The Supreme Court has set aside Friday, June 23, 2017, to rule on whether a typographical error of date on a search report issued by the Abuja Geographical Information System (AGIS) constitutes fresh evidence in a disputed property in the Federal Capital Territory (FCT).
Parties to the suit are Sokoto Prince and former Nigeria’s Ambassador to South Africa, Alhaji Shehu Malami and business mogul, Sir Emeka Offor, as appellants, and a Nigerian-American businessman in Diaspora, Mr.
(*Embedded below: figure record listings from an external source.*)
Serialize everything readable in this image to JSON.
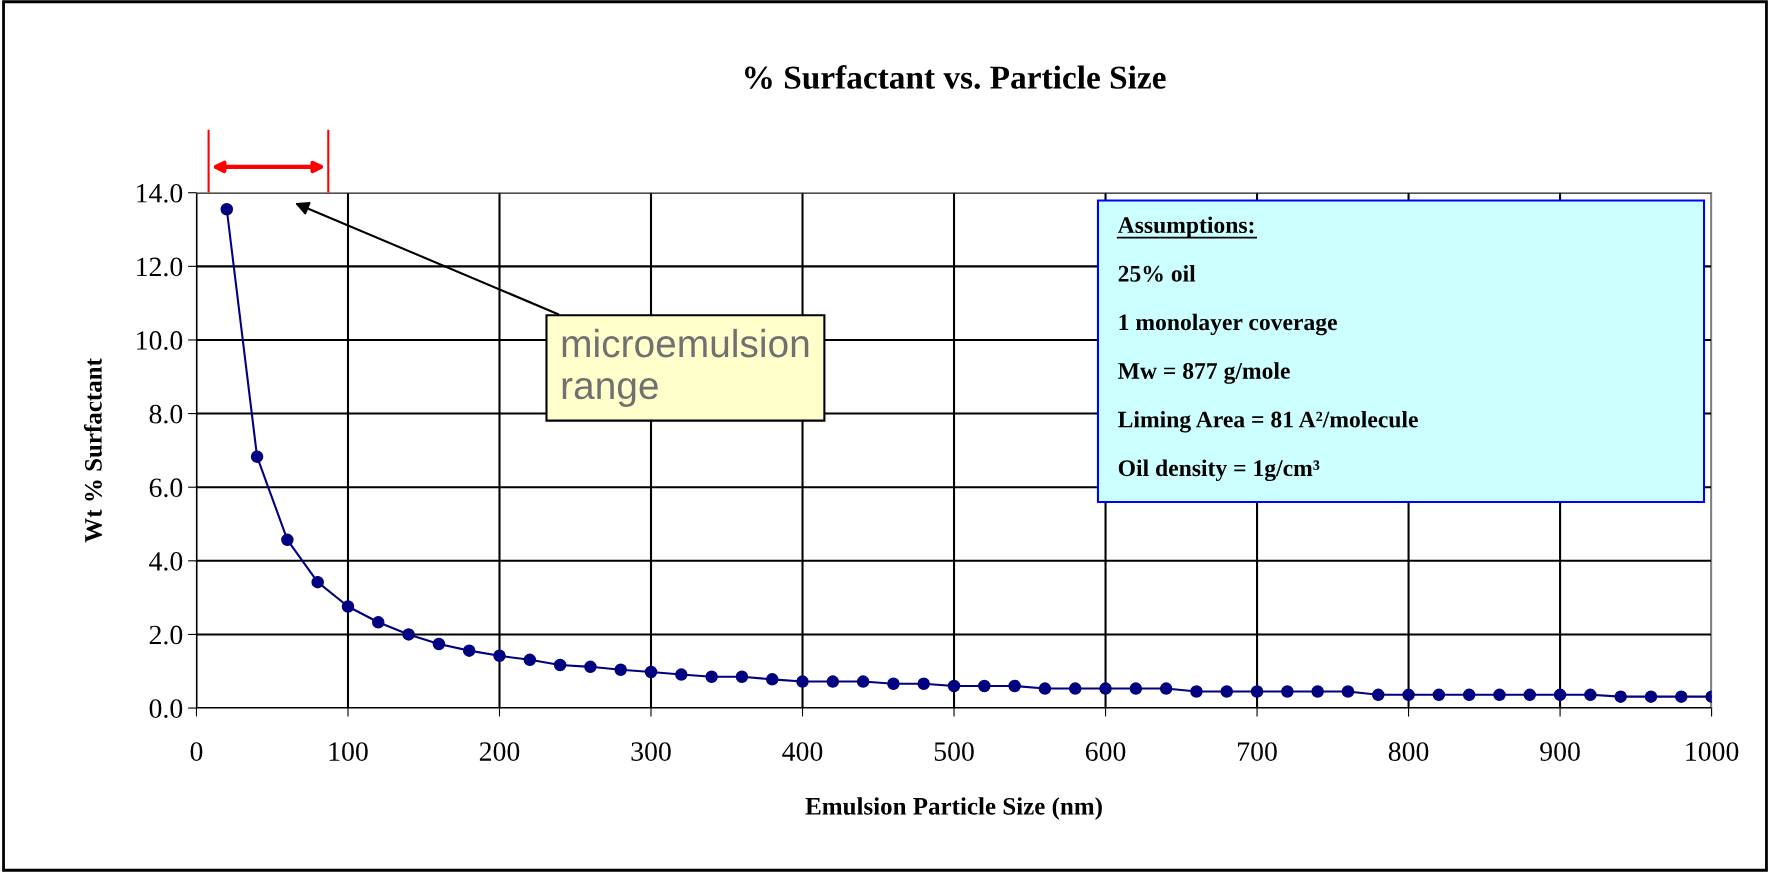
{
  "chart_data": {
    "type": "line",
    "title": "% Surfactant vs. Particle Size",
    "xlabel": "Emulsion Particle Size (nm)",
    "ylabel": "Wt % Surfactant",
    "series": [
      {
        "color": "#000080",
        "x": [
          20,
          40,
          60,
          80,
          100,
          120,
          140,
          160,
          180,
          200,
          220,
          240,
          260,
          280,
          300,
          320,
          340,
          360,
          380,
          400,
          420,
          440,
          460,
          480,
          500,
          520,
          540,
          560,
          580,
          600,
          620,
          640,
          660,
          680,
          700,
          720,
          740,
          760,
          780,
          800,
          820,
          840,
          860,
          880,
          900,
          920,
          940,
          960,
          980,
          1000
        ],
        "values": [
          13.55,
          6.83,
          4.57,
          3.42,
          2.76,
          2.33,
          2.0,
          1.74,
          1.56,
          1.42,
          1.31,
          1.17,
          1.12,
          1.04,
          0.98,
          0.91,
          0.85,
          0.85,
          0.78,
          0.72,
          0.72,
          0.72,
          0.66,
          0.66,
          0.6,
          0.6,
          0.6,
          0.53,
          0.53,
          0.53,
          0.53,
          0.53,
          0.45,
          0.45,
          0.45,
          0.45,
          0.45,
          0.45,
          0.36,
          0.36,
          0.36,
          0.36,
          0.36,
          0.36,
          0.36,
          0.36,
          0.31,
          0.31,
          0.31,
          0.31
        ]
      }
    ],
    "marker": "circle",
    "line_style": "solid",
    "xlim": [
      0,
      1000
    ],
    "xticks": [
      0,
      100,
      200,
      300,
      400,
      500,
      600,
      700,
      800,
      900,
      1000
    ],
    "ylim": [
      0,
      14
    ],
    "yticks": [
      {
        "value": 0,
        "label": "0.0"
      },
      {
        "value": 2,
        "label": "2.0"
      },
      {
        "value": 4,
        "label": "4.0"
      },
      {
        "value": 6,
        "label": "6.0"
      },
      {
        "value": 8,
        "label": "8.0"
      },
      {
        "value": 10,
        "label": "10.0"
      },
      {
        "value": 12,
        "label": "12.0"
      },
      {
        "value": 14,
        "label": "14.0"
      }
    ],
    "grid": true,
    "legend": false,
    "annotations": [
      "microemulsion\nrange",
      "Assumptions:",
      "25% oil",
      "1 monolayer coverage",
      "Mw = 877 g/mole",
      "Liming Area = 81 A²/molecule",
      "Oil density = 1g/cm³"
    ]
  }
}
Imoukhuede Ohikhuare, who is the first respondent.
Before the typographical error came up in the matter at the apex court, both Malami and Offor had lost the case at the Court of Appeal, Abuja Division on May 28, 2015.
At the last hearing on the matter on March 28, 2017, counsel to both Malami and Offor, Joe Agi (SAN), had claimed before the Supreme Court that the error constituted fresh evidence in the legal tussle.
The AGIS document has been available to Malami and Offor when the case started at the Abuja High Court and the Court of Appeal.
When the apex court’s panel led by Hon Justice Bode Rhodes-Vivour (JSC) asked Agi if he did not spot the typographical error through hearings at the High Court and the Court of Appeal, Agi said that he did not represent Malami and Offor at the lower courts.
But, one of the lawyers who appeared alongside Agi and deputises for him when he is absent from court at the Supreme Court, Mr. J. C. Njikonye, was on the Malami/Offor legal team from the inception of the case at the lower court headed by Justice A.S. Umar.
As a tradition, the apex court does not consider evidence tendered at the lower courts as litigants who appear before it only present fresh evidence hitherto unavailable at the courts below.
Before the case assumed this dimension Ambassador Malami had sought to withdraw from it through another lawyer, Mr. Shaka Awaliene, a move, Offor opposed.
While ruling on Malami’s bid to opt out of the appeal, the Supreme Court had accepted Agi as counsel to both appellants in the matter, insisting that the Sokoto Prince would have to appear in person before it to disown Agi and tell the court that he would rather abide by the Court of Appeal verdict on the case than continue at the apex court.
The disputed property, a N1 billion two-wing duplex is located on Plot 1809 Asokoro, Abuja. The appellants took possession of it from Ohikhuare four years ago based on the judgment of Justice Umar, in a suit filed by Ambassador Malami.
In a unanimous decision delivered on May 28, 2015, the Court of Appeal, Abuja Division restored the ownership of the property to Ohikhuare, a verdict which is now on appeal at the Supreme Court.
The Appeal Court had declared the High Court judgment legally deficient because Malami “no longer had the power to initiate proceedings at the lower court for himself because it is settled that an irrevocable power of attorney given for valuable consideration robs the donor of power to exercise any of the powers conferred on the donee.”